Am I in danger?
Tsunami Risk Zones
Risk is often defined as a combination of the danger posted by an event (tsunami hazard), the vulnerability of people to an event (exposure, e.g., coastal communities), and the likelihood of the event occurring (probability of destructive tsunami). If you live along the coast in a tsunami hazard zone, you are at risk from tsunamis.
All oceanic regions of the world can experience tsunamis, but in the Pacific Ocean and its marginal seas, there is a much more frequent occurrence of large, destructive tsunamis because of the many large earthquakes along the margins of the Pacific Ocean.
All low lying coastal areas can be struck by tsunamis, some of them can be very large; their height can be as great as 10 meters or more (30 meters in extreme cases), and they can move inland several hundreds meters, depending on the slope of the ground.
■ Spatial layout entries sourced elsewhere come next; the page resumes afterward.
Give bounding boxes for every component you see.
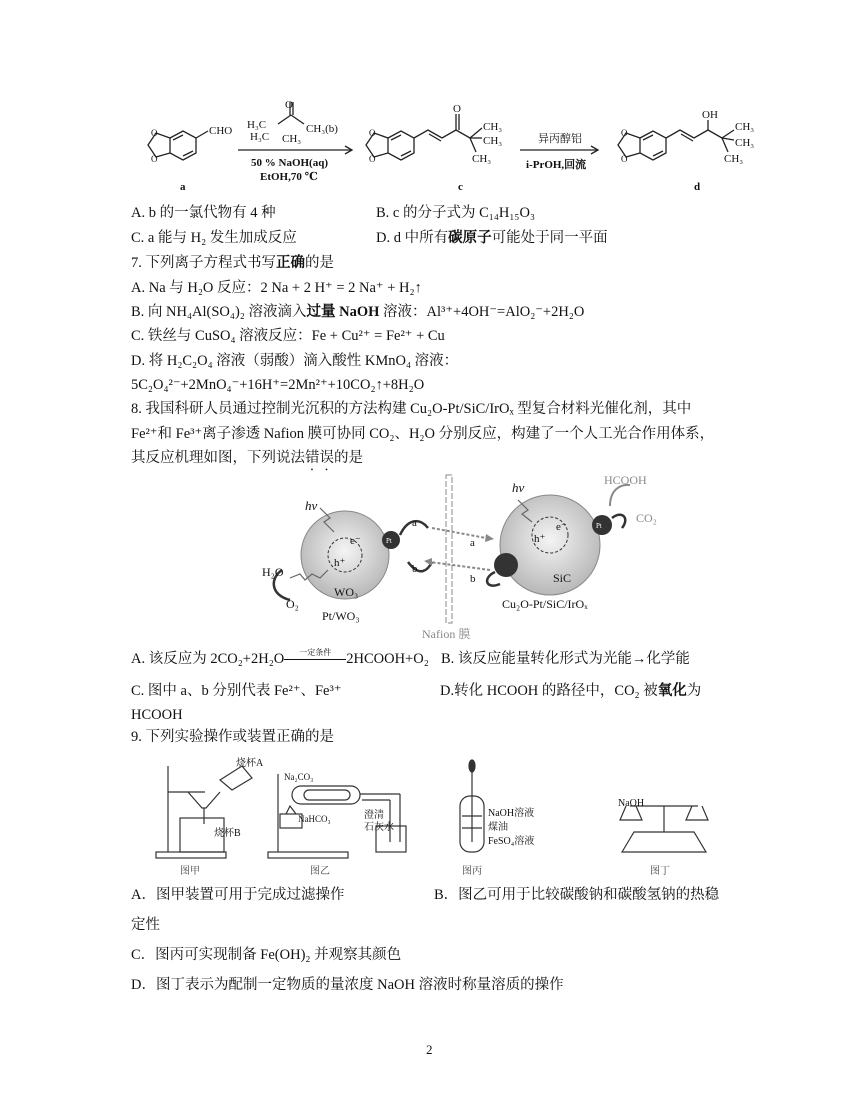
q8-stem-line2: Fe²⁺和 Fe³⁺离子渗透 Nafion 膜可协同 CO₂、H₂O 分别反应，构建了一个人工光合作用体系，	[131, 426, 715, 442]
cond2-line2: i-PrOH,回流	[526, 159, 587, 171]
svg-text:CH₃: CH₃	[472, 153, 492, 165]
q9-option-a: A．图甲装置可用于完成过滤操作	[131, 887, 345, 903]
apparatus-figures	[150, 756, 740, 878]
svg-text:H₃C: H₃C	[247, 119, 267, 131]
svg-text:O: O	[151, 128, 158, 138]
svg-text:NaHCO₃: NaHCO₃	[298, 814, 331, 824]
q8-stem-line3: 其反应机理如图，下列说法错误的是	[131, 450, 363, 466]
q7-stem: 7. 下列离子方程式书写正确的是	[131, 255, 334, 271]
q8-option-c: C. 图中 a、b 分别代表 Fe²⁺、Fe³⁺	[131, 683, 342, 699]
q7-option-d: D. 将 H₂C₂O₄ 溶液（弱酸）滴入酸性 KMnO₄ 溶液：	[131, 353, 459, 369]
svg-text:烧杯B: 烧杯B	[214, 828, 241, 839]
svg-text:CH₃: CH₃	[735, 121, 755, 133]
q8-option-d-wrap: HCOOH	[131, 707, 183, 723]
q9-option-c: C．图丙可实现制备 Fe(OH)₂ 并观察其颜色	[131, 947, 402, 963]
svg-text:图丁: 图丁	[650, 866, 670, 877]
svg-text:Cu₂O-Pt/SiC/IrOₓ: Cu₂O-Pt/SiC/IrOₓ	[502, 597, 588, 611]
photocatalysis-diagram	[250, 470, 670, 645]
svg-text:图丙: 图丙	[462, 866, 482, 877]
label-a: a	[180, 181, 186, 193]
svg-text:O: O	[369, 128, 376, 138]
svg-text:CH₃: CH₃	[483, 121, 503, 133]
q6-option-a: A. b 的一氯代物有 4 种	[131, 205, 276, 221]
svg-text:h⁺: h⁺	[334, 557, 346, 569]
q8-option-d: D.转化 HCOOH 的路径中，CO₂ 被氧化为	[440, 683, 702, 699]
svg-text:WO₃: WO₃	[334, 585, 359, 599]
cond2-line1: 异丙醇铝	[538, 133, 582, 145]
svg-text:a: a	[470, 537, 475, 549]
svg-text:图甲: 图甲	[180, 866, 200, 877]
svg-text:烧杯A: 烧杯A	[236, 758, 264, 769]
svg-text:O: O	[151, 154, 158, 164]
q9-option-d: D．图丁表示为配制一定物质的量浓度 NaOH 溶液时称量溶质的操作	[131, 977, 564, 993]
svg-text:CH₃: CH₃	[483, 135, 503, 147]
q6-option-d: D. d 中所有碳原子可能处于同一平面	[376, 230, 608, 246]
page-number: 2	[426, 1042, 433, 1057]
cond1-line1: 50 % NaOH(aq)	[251, 157, 328, 169]
svg-text:a: a	[412, 517, 417, 529]
label-d: d	[694, 181, 701, 193]
svg-text:b: b	[412, 563, 418, 575]
q8-stem-line1: 8. 我国科研人员通过控制光沉积的方法构建 Cu₂O-Pt/SiC/IrOₓ 型复合材料光催化剂，其中	[131, 401, 692, 417]
svg-text:石灰水: 石灰水	[364, 822, 394, 833]
svg-text:O: O	[453, 103, 461, 115]
svg-text:FeSO₄溶液: FeSO₄溶液	[488, 836, 535, 847]
q7-option-c: C. 铁丝与 CuSO₄ 溶液反应：Fe + Cu²⁺ = Fe²⁺ + Cu	[131, 328, 445, 344]
svg-text:图乙: 图乙	[310, 866, 330, 877]
svg-text:b: b	[470, 573, 476, 585]
q7-option-a: A. Na 与 H₂O 反应：2 Na + 2 H⁺ = 2 Na⁺ + H₂↑	[131, 280, 422, 296]
q7-option-d-equation: 5C₂O₄²⁻+2MnO₄⁻+16H⁺=2Mn²⁺+10CO₂↑+8H₂O	[131, 377, 425, 393]
svg-text:h⁺: h⁺	[534, 533, 546, 545]
svg-text:煤油: 煤油	[488, 822, 508, 833]
svg-text:CH₃: CH₃	[735, 137, 755, 149]
svg-text:e⁻: e⁻	[556, 521, 567, 533]
svg-text:hv: hv	[305, 498, 318, 513]
svg-text:H₃C: H₃C	[250, 131, 270, 143]
svg-text:CH₃: CH₃	[282, 133, 302, 145]
svg-text:O: O	[369, 154, 376, 164]
svg-text:Pt: Pt	[386, 537, 392, 545]
q7-option-b: B. 向 NH₄Al(SO₄)₂ 溶液滴入过量 NaOH 溶液：Al³⁺+4OH⁻=AlO₂⁻+2H₂O	[131, 304, 585, 320]
q6-option-c: C. a 能与 H₂ 发生加成反应	[131, 230, 297, 246]
svg-text:O: O	[285, 100, 293, 111]
cond1-line2: EtOH,70 ℃	[260, 171, 318, 183]
q9-stem: 9. 下列实验操作或装置正确的是	[131, 729, 334, 745]
reaction-scheme	[120, 100, 770, 200]
svg-text:O₂: O₂	[286, 597, 299, 611]
svg-text:O: O	[621, 154, 628, 164]
svg-text:Na₂CO₃: Na₂CO₃	[284, 772, 314, 782]
svg-text:澄清: 澄清	[364, 810, 384, 821]
svg-text:CH₃: CH₃	[724, 153, 744, 165]
label-c: c	[458, 181, 463, 193]
svg-text:NaOH溶液: NaOH溶液	[488, 808, 535, 819]
q9-option-b-wrap: 定性	[131, 917, 160, 933]
svg-text:Nafion 膜: Nafion 膜	[422, 627, 471, 641]
svg-text:H₂O: H₂O	[262, 565, 284, 579]
svg-text:HCOOH: HCOOH	[604, 473, 647, 487]
svg-text:NaOH: NaOH	[618, 798, 645, 809]
svg-text:Pt/WO₃: Pt/WO₃	[322, 609, 360, 623]
q8-option-a: A. 该反应为 2CO₂+2H₂O 一定条件 2HCOOH+O₂	[131, 648, 429, 667]
q6-option-b: B. c 的分子式为 C₁₄H₁₅O₃	[376, 205, 535, 221]
cho-label: CHO	[209, 125, 233, 137]
svg-text:e⁻: e⁻	[350, 535, 361, 547]
svg-text:CO₂: CO₂	[636, 511, 657, 525]
svg-text:SiC: SiC	[553, 571, 572, 585]
svg-text:Pt: Pt	[596, 522, 602, 530]
svg-text:O: O	[621, 128, 628, 138]
svg-text:OH: OH	[702, 109, 718, 121]
svg-text:hv: hv	[512, 480, 525, 495]
svg-text:CH₃(b): CH₃(b)	[306, 123, 338, 135]
q8-option-b: B. 该反应能量转化形式为光能→化学能	[441, 651, 690, 667]
q9-option-b: B．图乙可用于比较碳酸钠和碳酸氢钠的热稳	[434, 887, 720, 903]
A tsunami consists of a series of waves with crests arriving every 5 to 60 minutes. Often the first wave may not be the largest. The danger from a tsunami flooding and strong wave currents can last for several hours after the arrival of the first wave. Sometimes a tsunami initially causes the water near shore to recede, exposing the ocean floor.
The force of some tsunamis is enormous. Large rocks weighing several tons, along with boats and other debris, can be moved inland hundreds of meters by tsunami wave activity, and homes and buildings destroyed. All this material and water move with great force, and can kill or injure people.
Tsunamis can occur at any time, day or night, and they can travel up rivers and streams from the ocean. They also can easily wrap around islands and be just as dangerous on coasts not facing the source of the tsunami.
For more information on historical tsunamis, click here
Understanding Risk Behavior: The Fundamental Challenges
(NOAA Coastal Service Center)
Human exposure to risk from coastal hazards is increasing because vulnerable coastal areas are becoming more densely populated. Coastal hazards such as hurricanes and floods are predicted to become more intense as a result of climate change. Better risk communication can save lives, protect property, lessen damage to coastal economies, and create more resilient coastal communities that recover more quickly after a disaster.
What Is Risk?
Risk is often defined as a combination of the danger posed by an event (hazard), the vulnerability of people to an event (exposure), and the likelihood of the event occurring (probability). But why do two people exposed to the same level of risk behave differently? Why does one family evacuate for an oncoming storm while other neighbors stay? Because peoples’ behavior is also determined by their own perceptions and their own decision- making processes.
There are many models and frameworks that attempt to explain how people perceive and interpret risk. A common idea in the models is that people perceive risk from two dimensions: what they know about the risk, and how they feel about the risk. Feelings about risk are shaped by peoples’ past experiences, the opinions of their social networks, their level of control over the risk, and many other factors. Risk managers tend to pay too little attention to how people feel about the risk, focusing instead on increasing their knowledge. Conversely, the public tends to put a lot of emphasis on how they feel about the risk, sometimes ignoring important messages or information.
Making decisions in the face of risk
Perception can be seen as the first step in making a decision, followed by considering options, calculating which option is in your best interest, and then taking action. As with risk perception, psychological and social factors such as the decisions of friends and family, as well as physical circumstances such as mobility and access to transportation, impact how a person weighs the costs and benefits of different options. Many people use intuition or “rules of thumb” to make decisions, which can be helpful or harmful. Decision-making is rarely limited to two mutually exclusive options; there are often many alternate paths.
Risk communication is a critical component of risk management. The ultimate goal of risk communication is generally to change peoples’ behavior in a given situation. And because research has repeatedly shown that behavior change is rarely achieved without highly tailored and carefully crafted messages, a keen understanding of audiences and their situations is essential to success.